When we build up a system which need more data such as for decision-making, market analytics, risk managements. We need a large data from different sources. They are from multiple systems, databases, files, … In testing, we must test how the system extract data from different sources, transforming it to meet the target schema or format, and loading it into a central repository for further analysis and use. It’s called ETL testing.
Today, I would like to share my experience in this area – ETL testing.
What is ETL Testing?
ETL testing refers to the process of testing the Extract, Transform, and Load (ETL) process in data warehousing. The ETL process is a critical component of data warehousing, and it involves extracting data from various sources, transforming it into a suitable format, and then loading it into a target database or data warehouse.

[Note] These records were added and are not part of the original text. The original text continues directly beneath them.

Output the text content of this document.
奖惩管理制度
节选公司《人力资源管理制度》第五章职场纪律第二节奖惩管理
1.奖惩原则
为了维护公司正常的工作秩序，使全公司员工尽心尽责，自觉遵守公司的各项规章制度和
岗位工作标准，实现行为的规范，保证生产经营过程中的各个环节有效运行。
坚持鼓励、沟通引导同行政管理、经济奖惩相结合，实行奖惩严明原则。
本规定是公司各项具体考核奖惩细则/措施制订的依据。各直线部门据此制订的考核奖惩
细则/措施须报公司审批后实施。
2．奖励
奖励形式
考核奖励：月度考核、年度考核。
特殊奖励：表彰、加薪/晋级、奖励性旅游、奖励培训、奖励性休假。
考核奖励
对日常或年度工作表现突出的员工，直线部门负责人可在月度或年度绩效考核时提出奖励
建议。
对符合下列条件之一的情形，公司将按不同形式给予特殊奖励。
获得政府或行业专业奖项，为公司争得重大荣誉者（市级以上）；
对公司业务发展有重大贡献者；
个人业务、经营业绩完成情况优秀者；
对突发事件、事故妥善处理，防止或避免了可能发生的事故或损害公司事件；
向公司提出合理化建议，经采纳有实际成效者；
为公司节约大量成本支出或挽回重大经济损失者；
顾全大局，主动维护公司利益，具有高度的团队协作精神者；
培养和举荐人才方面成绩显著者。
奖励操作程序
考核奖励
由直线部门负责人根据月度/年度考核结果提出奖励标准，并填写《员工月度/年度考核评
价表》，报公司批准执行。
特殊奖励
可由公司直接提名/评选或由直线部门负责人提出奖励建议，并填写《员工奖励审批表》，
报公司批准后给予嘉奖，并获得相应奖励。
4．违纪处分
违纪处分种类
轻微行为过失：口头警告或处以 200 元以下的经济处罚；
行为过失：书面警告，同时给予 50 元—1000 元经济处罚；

The primary goal of ETL testing is to ensure that the ETL process is working correctly and is producing accurate and consistent data. ETL testing is typically performed by testing the individual components of the ETL process, such as the extraction process, transformation logic, and the loading process. The testing can be done manually or through automated tools.
To effectively test the ETL project, it is important to understand some key concepts and terminologies that are specific to ETL testing. Here are some of the important concepts to know:
Dimension and Fact Table
Dimension Table: Dimension tables provide descriptive or contextual information for the measurement of a fact table. A dimension table contains a surrogate key, natural key, and a set of attributes.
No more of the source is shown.